Eu acho o Linux ótimo por "N" Fatores, tipo ser FREE, ter uma comunidade legal, ser Aberto (á modificações), etc...

Mas tenho q relatar minha experiencia em Windows 2003 Server: este se comporta de forma excelente, quando bem configurado, e com hardware robusto. (para servidor é claro)

----------


## Pedro0278

Todos eles tem suas falhas de seguranca e suas vantagens, seja Windows ou Linux. O que influencia mesmo é a configuracao. Se voce configura bem um servidor, mesmo o Puppy Linux, consegue te servir arquivos de maneira bastante segura, é so instalar os pacotes certos.

Se voce for de Linux, recomendo as versoes para servidores de cada distro, se for de Windows coloque o 2003 e ponha um bom firewall e faca as atualizações de segurança que esta de bom tamanho...

A discurssão Linux versus Windows está muito alem das nossas mentalidades.

----------


## wimigasltda

> Se foi util, resolveu o problema.. nao esqueca de agradecer....


Não fugindo do assunto damancenoneto,
Teve um cliente que me pediu uma pasta dentro da rede pra trocar arquivos com sua irmã que tambem é da rede.Como usso pppoe+ radius.
Estava pensando em fazer um serve ftp no Ubutum.
Neste serve já tá rodando um servidor Radius do nosso colega pedrofilho.
Seráque fica legal.
Não terei muitos problemas.

Grato.

----------


## Pedro0278

> Não fugindo do assunto damancenoneto,
> Teve um cliente que me pediu uma pasta dentro da rede pra trocar arquivos com sua irmã que tambem é da rede.Como usso pppoe+ radius.
> Estava pensando em fazer um serve ftp no Ubutum.
> Neste serve já tá rodando um servidor Radius do nosso colega pedrofilho.
> Seráque fica legal.
> Não terei muitos problemas.
> 
> Grato.



Voce nao vai ter problemas nao, vai ter é dor encefaléia. (dor de cabeça aguda e cronica)
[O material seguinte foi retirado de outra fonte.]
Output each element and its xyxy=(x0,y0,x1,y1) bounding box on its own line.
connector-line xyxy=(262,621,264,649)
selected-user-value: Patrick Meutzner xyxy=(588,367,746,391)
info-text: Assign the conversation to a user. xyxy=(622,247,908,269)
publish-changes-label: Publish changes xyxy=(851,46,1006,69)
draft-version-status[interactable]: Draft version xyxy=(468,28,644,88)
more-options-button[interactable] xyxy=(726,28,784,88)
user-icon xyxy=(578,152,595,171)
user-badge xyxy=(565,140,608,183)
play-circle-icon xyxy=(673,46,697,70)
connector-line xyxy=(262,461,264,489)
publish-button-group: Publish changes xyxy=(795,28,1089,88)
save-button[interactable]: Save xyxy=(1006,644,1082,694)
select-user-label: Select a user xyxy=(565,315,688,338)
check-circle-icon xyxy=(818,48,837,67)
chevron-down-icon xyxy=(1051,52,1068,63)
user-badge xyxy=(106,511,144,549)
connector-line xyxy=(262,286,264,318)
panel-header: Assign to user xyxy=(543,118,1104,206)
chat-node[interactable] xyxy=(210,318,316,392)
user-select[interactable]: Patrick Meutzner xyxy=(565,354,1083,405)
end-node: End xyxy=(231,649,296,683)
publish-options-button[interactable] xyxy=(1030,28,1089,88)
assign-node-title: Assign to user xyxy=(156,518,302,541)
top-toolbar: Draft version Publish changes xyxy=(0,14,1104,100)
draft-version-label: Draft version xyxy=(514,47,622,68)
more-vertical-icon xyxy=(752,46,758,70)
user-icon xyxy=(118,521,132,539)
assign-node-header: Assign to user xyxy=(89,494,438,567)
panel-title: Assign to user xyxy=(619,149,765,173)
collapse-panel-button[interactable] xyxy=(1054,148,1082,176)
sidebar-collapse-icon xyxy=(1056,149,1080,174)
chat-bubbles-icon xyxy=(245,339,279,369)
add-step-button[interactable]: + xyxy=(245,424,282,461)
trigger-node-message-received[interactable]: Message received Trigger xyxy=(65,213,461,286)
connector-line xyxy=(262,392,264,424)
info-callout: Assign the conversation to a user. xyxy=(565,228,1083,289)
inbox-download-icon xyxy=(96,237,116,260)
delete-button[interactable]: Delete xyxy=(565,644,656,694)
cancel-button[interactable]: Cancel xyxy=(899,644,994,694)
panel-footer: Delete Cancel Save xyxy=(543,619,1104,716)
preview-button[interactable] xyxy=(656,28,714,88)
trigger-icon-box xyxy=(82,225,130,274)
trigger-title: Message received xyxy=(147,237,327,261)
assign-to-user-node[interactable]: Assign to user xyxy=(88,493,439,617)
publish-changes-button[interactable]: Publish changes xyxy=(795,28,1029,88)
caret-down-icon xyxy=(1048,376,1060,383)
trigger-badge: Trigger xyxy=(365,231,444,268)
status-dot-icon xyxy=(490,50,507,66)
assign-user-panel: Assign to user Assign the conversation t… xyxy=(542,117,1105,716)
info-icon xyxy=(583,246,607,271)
Clientes trocando arquivos na rede é problema, a nao ser que a rede seja ele, fora o fato de que vc vai usar seu server pra hospedar arquivos. Instabilidade na certa. Desita disso cara.

Não "usse" esse serviço nesse "serve" nao, o "Ubuntum" é pra desktop (use o "Ubuntum" server) e cuidado pra a policia federal nao pegar o "pedrofilho"

----------


## 1929

Porque Pedro, esse negócio de PF?

----------


## Pedro0278

> Porque Pedro, esse negócio de PF?


Porque tem um "pedrofilho" na rede  :Stupido2: 

 :Hello:  :Hello:  :Hello:  :Hello:  :Hello:  :Hello:  :Hello:  :Hello:  :Hello:  :Hello:  :Hello:  :Hello:  :Hello:

----------


## wimigasltda

> Porque tem um "pedrofilho" na rede


Pedro filho, desenvolveu um servidor de gerenciamento para mikrotik, baseado nas fontes do ubutum, assim como o Patrick, e o Edielson desenvolveram seus gerenciadores para redes Wirelles.Em cima de outras distros. :Ciao:  :Ciao:  :Ciao: 

Pedro Filho , não é PF, é uma pessoa e por sinal maior de idade... :Proud:  :Proud:  :Proud:

----------


## 1929

> Pedro filho, desenvolveu um servidor de gerenciamento para mikrotik, baseado nas fontes do ubutum, assim como o Patrick, e o Edielson desenvolveram seus gerenciadores para redes Wirelles.Em cima de outras distros.
> 
> Pedro Filho , não é PF, é uma pessoa e por sinal maior de idade...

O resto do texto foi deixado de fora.